Abstract del primo numero

Carlo Ludovico Ragghianti e la "Scuola di Vienna"
di Gianni Carlo Sciolla


Nel percorso critico di Carlo Ludovico Ragghianti, l'interesse per la "Scuola di Vienna" e per il metodo introdotto dai suoi seguaci assume ruolo di primo piano, sebbene questo interesse sia stato coltivato in modo asistematico. Da Alois Riegl, crocianamente, Ragghianti assume l'idea che l'opera d'arte nella sua essenza formale e strutturale sia il punto di partenza per comprendere l'intera civiltà artistica, considerata come una "civiltà formale". Nella rivalutazione del formalismo della "Scuola di Vienna", Ragghianti nega qualunque validità a una presunta separazione tra arti "maggiori" e arti "minori", fra produzione tradizionale e produzione industriale.

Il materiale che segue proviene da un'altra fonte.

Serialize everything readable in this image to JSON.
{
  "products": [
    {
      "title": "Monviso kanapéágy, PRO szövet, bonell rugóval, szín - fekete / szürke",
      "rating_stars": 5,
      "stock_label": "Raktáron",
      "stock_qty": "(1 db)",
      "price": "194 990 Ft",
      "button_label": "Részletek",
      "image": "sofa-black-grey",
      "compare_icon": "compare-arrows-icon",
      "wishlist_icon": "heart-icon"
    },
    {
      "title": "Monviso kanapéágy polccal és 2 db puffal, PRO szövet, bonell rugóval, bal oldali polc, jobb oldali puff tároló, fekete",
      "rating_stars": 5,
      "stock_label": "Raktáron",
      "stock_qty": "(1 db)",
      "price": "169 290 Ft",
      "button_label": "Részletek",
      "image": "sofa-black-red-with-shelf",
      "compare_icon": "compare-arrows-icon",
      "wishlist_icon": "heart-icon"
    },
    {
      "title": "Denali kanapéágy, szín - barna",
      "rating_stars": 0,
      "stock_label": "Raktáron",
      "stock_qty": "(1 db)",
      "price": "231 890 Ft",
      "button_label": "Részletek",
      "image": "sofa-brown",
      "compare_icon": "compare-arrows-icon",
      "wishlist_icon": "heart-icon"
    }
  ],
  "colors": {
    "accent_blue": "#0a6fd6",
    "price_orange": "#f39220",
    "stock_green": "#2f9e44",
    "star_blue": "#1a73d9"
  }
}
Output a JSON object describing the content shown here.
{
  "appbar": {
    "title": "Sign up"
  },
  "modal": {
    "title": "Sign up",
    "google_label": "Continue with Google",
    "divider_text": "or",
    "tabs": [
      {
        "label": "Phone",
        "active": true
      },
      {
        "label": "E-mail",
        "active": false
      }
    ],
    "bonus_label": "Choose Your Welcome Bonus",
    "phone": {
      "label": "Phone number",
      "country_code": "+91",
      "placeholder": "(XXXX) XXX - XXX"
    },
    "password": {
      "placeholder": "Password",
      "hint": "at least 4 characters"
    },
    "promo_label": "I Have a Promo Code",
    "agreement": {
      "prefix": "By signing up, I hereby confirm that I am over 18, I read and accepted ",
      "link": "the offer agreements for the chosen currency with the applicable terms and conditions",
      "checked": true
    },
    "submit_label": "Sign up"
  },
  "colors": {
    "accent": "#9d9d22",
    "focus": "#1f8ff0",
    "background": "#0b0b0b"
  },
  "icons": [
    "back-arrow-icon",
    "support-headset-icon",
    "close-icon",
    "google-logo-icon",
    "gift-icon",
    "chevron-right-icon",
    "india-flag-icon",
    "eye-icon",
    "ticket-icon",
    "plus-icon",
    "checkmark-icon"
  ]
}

Il saggio ricostruisce inoltre i rapporti con l'altro grande viennese di inizio Novecento, Julius von Schlosser, del quale Ragghianti guarda con favore la svolta metodologica degli anni Venti, influenzata dagli esiti della filosofia di Benedetto Croce, opponendole quella di Max Dvoràk di storia dell'arte come storia della cultura e percià sottoposta all'influenza di dogmi esterni.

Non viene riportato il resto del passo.